Whenever I bring up the antidemocratic and virtual reform-proof nature of the Constitution someone will invariably protest that we already have 27 Amendments... and this somehow "proves" the Constitution CAN be reformed. With 27 amendments over 223 years that's about one every 8 years. Sounds like there's plenty of flexibility. Maybe they have a point... or not. To which I counter NONE of these amendments reforms any of the core antidemocratic defects of the Constitution. Our system is so antidemocratic that it might never truly be reformed.
Here's a breakdown of amendments by category... feel free to break them down in other ways:
INDIVIDUAL & STATES RIGHTS: 1-10 plus 13th, 14th
FINE TUNING THE CONSTITUTION: 11th, 12th, 16th, 20th, 22ed, 25th, 27th
PROHIBITION & REPEAL: 18th, 21st
EXPANDING VOTING RIGHTS: 15th, 19th, 24th, 26th
MAKING THE CONSTITUTION MORE DEMOCRATIC: 17th, 23ed
The first ten amendments, aka The Bill Of Rights, were demanded by
the states as the price of ratification.
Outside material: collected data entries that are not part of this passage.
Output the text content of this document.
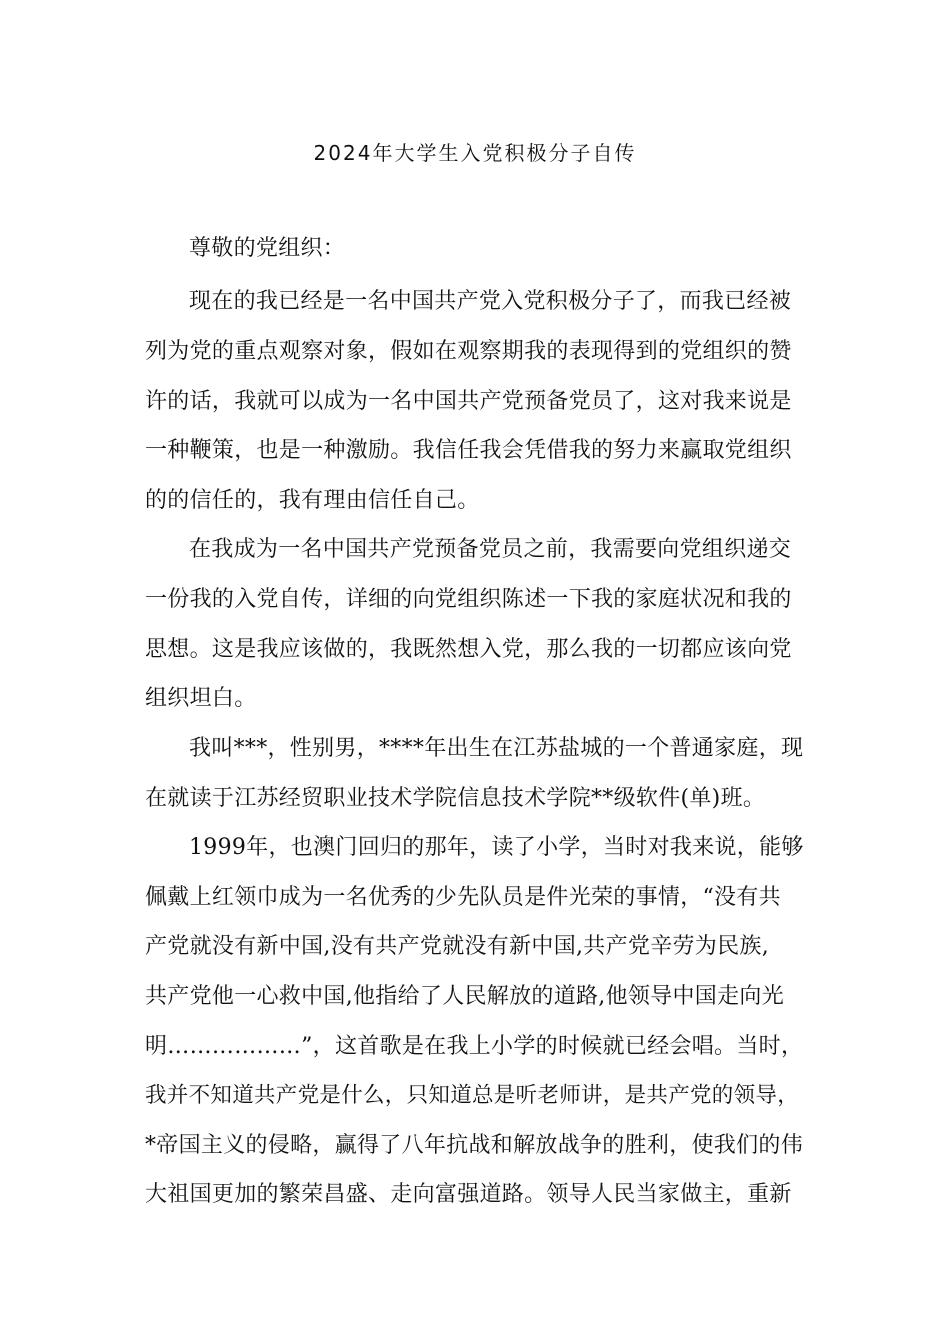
2024年大学生入党积极分子自传
尊敬的党组织：
现在的我已经是一名中国共产党入党积极分子了，而我已经被
列为党的重点观察对象，假如在观察期我的表现得到的党组织的赞
许的话，我就可以成为一名中国共产党预备党员了，这对我来说是
一种鞭策，也是一种激励。我信任我会凭借我的努力来赢取党组织
的的信任的，我有理由信任自己。
在我成为一名中国共产党预备党员之前，我需要向党组织递交
一份我的入党自传，详细的向党组织陈述一下我的家庭状况和我的
思想。这是我应该做的，我既然想入党，那么我的一切都应该向党
组织坦白。
我叫***，性别男，****年出生在江苏盐城的一个普通家庭，现
在就读于江苏经贸职业技术学院信息技术学院**级软件(单)班。
1999年，也澳门回归的那年，读了小学，当时对我来说，能够
佩戴上红领巾成为一名优秀的少先队员是件光荣的事情，“没有共
产党就没有新中国,没有共产党就没有新中国,共产党辛劳为民族,
共产党他一心救中国,他指给了人民解放的道路,他领导中国走向光
明………………”，这首歌是在我上小学的时候就已经会唱。当时，
我并不知道共产党是什么，只知道总是听老师讲，是共产党的领导，
*帝国主义的侵略，赢得了八年抗战和解放战争的胜利，使我们的伟
大祖国更加的繁荣昌盛、走向富强道路。领导人民当家做主，重新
So that leaves 17 amendments
over 223 years or one amendment every 13 years.
If we take away the 7 that I've put into the "FINE TUNING" category
that leaves 10 amendments over 223 years or one, on average, every 22.3 years. These amendments cover things like presidential terms etc.
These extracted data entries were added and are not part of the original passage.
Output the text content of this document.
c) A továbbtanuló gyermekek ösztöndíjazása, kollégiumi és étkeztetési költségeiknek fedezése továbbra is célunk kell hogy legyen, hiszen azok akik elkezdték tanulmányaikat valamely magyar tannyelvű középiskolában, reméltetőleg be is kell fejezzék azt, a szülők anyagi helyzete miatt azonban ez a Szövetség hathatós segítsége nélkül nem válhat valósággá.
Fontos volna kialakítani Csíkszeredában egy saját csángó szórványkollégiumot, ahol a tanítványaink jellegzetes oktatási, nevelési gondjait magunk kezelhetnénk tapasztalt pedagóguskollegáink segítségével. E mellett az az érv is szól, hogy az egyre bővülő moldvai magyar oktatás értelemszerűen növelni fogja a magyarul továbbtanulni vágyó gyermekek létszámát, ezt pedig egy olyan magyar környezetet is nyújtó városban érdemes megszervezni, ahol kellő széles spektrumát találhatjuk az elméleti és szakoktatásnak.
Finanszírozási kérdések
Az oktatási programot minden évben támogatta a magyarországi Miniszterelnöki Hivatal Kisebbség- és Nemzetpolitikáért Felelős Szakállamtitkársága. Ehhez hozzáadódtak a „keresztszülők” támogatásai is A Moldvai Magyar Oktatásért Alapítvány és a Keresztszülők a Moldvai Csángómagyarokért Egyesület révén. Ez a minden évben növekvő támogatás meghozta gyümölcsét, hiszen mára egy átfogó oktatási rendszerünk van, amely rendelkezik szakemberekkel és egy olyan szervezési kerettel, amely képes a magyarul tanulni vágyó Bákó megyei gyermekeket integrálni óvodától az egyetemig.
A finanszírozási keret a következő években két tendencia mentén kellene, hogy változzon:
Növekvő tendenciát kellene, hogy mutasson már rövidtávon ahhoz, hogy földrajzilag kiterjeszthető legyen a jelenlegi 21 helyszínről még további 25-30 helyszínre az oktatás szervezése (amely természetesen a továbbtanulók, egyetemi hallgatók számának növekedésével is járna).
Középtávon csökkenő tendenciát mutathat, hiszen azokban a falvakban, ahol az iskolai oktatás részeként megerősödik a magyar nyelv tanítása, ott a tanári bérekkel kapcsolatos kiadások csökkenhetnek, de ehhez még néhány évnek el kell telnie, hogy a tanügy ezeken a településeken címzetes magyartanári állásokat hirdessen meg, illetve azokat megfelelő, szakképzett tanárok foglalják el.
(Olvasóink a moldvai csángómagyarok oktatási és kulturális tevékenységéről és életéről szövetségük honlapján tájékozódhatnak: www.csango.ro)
Take away Prohibition and its repeal... that leaves 8 amendments over 223 years giving us one amendment averaging about every 28 years.
That leaves 6 amendments that in some way make the Constitution more
democratic... that gives us one amendment every 36 years. These
amendments fall into two categories.
The first category is expanding the vote to groups who arguably should NEVER have been denied it: slaves (15th), women (19th), those who can't afford a poll tax (24th) and 18 year olds (26th).
The second category deals with some aspect of the antidemocratic
structure of the Constitution itself. Here we have but TWO amendments...
giving us ONE reform amendment, on average, every 111 years. Those reforms were
allowing direct vote for the Senate... and giving EC votes to those in
Washington DC. Given how antidemocratic the Constitution is, those
reforms are minor tweaks.
The sad reality is NONE of those 27 amendments to date have
reformed ANY of the core antidemocratic features of the Constitution all
of which are connected with the antidemocratic concept of state suffrage... the EC, the Senate, the
exclusive powers of the Senate to ratify judicial nominees or treaties,
the amendment process, etc.
That's ZERO serious reform amendments in 223 years!
Which brings us back to my original point... is our system so
antidemocratic that it can never truly be reformed? And if so... what
are we who value democracy to do as demographic trends make the
Constitution even more antidemocratic and more reform-proof?